Et la société politique elle-même englobe à la fois le pouvoir en place et les formes d’opposition organisées et même tous ceux qui pensent et agissent politiquement. Par conséquent, vous êtes, nous sommes tous responsables du destin global et de l’avenir du pays. D’un autre côté, je suis de ceux qui croient qu’il faut expurger la haine de l’action politique et y introduire la notion de « fair-play », de bonne foi. Par une longue tradition historique, nous avons toujours conçu le jeu politique comme une lutte à mort, d’où les révoltes constantes et les répressions constantes. C’est à qui détruira l’autre, physiquement.

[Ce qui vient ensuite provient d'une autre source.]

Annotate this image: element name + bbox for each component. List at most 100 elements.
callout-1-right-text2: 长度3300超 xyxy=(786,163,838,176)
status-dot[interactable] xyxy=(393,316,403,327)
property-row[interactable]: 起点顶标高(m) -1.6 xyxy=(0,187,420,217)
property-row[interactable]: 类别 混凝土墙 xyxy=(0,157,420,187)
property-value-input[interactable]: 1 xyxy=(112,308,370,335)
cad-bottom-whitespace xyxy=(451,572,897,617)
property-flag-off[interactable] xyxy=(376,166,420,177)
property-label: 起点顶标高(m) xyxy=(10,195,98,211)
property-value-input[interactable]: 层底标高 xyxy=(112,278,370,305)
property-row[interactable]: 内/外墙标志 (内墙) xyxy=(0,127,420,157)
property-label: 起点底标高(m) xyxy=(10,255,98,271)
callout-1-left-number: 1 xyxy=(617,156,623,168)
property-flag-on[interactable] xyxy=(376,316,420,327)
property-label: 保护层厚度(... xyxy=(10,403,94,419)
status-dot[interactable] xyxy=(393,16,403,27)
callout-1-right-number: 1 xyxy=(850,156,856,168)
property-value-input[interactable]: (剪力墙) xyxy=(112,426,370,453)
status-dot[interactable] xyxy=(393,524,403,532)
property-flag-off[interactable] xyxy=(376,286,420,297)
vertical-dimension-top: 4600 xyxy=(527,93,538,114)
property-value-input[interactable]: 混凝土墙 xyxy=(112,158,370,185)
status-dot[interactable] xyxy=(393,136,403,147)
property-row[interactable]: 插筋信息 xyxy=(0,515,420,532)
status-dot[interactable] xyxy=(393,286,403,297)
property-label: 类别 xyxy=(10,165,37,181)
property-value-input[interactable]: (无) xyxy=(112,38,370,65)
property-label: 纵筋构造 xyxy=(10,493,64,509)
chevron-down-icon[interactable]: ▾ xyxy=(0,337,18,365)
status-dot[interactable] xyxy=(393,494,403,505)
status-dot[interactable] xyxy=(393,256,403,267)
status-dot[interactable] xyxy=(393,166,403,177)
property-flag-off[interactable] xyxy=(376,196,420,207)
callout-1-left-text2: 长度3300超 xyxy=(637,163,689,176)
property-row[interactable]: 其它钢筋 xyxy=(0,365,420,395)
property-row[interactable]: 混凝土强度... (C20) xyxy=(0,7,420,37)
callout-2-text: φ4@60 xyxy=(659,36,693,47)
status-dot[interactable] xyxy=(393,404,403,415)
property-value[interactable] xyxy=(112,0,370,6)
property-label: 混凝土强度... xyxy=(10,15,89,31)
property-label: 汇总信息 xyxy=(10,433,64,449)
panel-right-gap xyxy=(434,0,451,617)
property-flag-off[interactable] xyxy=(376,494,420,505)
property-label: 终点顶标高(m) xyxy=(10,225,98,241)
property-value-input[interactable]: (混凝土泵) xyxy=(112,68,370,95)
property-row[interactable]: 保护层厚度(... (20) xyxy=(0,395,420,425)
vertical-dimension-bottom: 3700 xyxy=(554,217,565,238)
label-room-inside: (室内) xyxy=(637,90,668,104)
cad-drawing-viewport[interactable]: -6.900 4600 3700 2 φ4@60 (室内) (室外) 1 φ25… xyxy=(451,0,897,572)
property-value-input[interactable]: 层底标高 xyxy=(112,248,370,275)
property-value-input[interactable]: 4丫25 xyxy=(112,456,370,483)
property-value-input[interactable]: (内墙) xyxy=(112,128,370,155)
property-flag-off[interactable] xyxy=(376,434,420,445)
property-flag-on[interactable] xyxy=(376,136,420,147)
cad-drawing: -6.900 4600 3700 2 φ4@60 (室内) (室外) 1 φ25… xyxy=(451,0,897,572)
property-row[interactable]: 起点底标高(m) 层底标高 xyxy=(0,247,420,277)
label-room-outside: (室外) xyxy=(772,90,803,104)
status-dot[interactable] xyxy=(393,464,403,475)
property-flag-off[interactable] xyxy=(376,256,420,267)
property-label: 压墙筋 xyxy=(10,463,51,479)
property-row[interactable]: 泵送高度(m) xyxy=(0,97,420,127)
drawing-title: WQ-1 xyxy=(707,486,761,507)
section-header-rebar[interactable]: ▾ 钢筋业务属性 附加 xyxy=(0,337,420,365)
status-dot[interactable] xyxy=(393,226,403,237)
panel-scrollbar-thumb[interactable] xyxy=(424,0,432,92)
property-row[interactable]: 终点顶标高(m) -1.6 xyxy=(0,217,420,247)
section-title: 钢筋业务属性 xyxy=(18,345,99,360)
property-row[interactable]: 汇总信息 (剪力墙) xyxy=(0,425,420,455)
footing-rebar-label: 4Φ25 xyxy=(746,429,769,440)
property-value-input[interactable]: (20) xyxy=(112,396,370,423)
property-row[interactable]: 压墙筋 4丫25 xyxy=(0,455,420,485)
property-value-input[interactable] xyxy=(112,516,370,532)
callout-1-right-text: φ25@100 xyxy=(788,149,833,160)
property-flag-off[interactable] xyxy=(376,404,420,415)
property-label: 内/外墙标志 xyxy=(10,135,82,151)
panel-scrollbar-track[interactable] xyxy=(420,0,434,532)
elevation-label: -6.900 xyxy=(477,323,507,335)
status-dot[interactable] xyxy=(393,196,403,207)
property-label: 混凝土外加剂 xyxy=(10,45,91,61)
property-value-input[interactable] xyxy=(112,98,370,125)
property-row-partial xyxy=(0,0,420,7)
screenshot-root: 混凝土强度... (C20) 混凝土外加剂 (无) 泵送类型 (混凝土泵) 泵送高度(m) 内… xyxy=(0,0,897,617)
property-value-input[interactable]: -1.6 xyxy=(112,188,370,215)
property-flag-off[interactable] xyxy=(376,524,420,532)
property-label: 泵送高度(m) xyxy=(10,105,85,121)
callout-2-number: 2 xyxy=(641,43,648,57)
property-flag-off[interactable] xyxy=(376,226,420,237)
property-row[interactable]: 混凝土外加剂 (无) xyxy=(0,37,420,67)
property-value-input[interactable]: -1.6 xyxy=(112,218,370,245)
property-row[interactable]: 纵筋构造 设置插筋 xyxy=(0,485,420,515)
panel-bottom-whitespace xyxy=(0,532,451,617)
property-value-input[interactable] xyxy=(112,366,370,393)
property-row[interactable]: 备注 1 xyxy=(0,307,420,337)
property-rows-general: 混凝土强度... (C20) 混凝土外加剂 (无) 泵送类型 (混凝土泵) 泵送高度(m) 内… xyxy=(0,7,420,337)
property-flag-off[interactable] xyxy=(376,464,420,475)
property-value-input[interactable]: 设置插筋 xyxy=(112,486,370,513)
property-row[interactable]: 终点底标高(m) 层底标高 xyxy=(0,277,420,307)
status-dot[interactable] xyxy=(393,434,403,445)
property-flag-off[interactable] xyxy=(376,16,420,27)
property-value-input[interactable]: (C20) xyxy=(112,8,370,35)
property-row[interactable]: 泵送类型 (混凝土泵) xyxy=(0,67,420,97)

Qu’est-ce qui, au fond, fait que les détenteurs du pouvoir dans les sociétés non démocratiques s’accrochent à leurs positions par tous les moyens ? Probablement, en dehors des avantages matériels et moraux dont ils jouissent, en dehors du désir d’agir et de satisfaire la volonté de puissance, l’instinct de conservation qui les condamne à perdurer ou à mourir, au moins moralement. Parce qu’en général, les changements dans le pouvoir se soldent par des règlements de comptes, et cela a été véritablement une constante de tous les pouvoirs dans tous les secteurs d’humanité, y compris l’humanité européenne jusqu’à une phase récente.
Si bien que la démocratisation apparaît comme une conquête tout à fait récente : il a fallu un travail d’intériorisation du jeu démocratique, il a fallu que la croyance en la démocratie pénètre en profondeur le monde politique et, après lui, le monde social. En France par exemple, au XIXe siècle, que de violences, de révoltes et de répressions sanglantes ! Et quant à l’Allemagne, n’en parlons pas : jusqu’en 1918, c’était une monarchie en grande partie autoritaire et la République de Weimar a été un rêve. Si bien que le jeu démocratique, sauf dans les pays anglo-saxons, s’est instauré en Occident au travers de tâtonnements, d’expériences pénibles.
J’espère et je souhaite de tout coeur que tous les errements commis dans ce pays depuis vingt-trois ans aboutiront à une maturation de l’esprit démocratique, qui est le moins mauvais des systèmes pour l’homme parce qu’il le fait moins souffrir, qu’il se corrige constamment, qu’il s’accompagne de garanties. Alors qu’humilier le citoyen, l’infantiliser, le terroriser, nier son autonomie de conscience et d’expression, étendre sur la société un voile de faux-unanimisme terne, tout cela semble être l’apanage des sociétés autoritaires.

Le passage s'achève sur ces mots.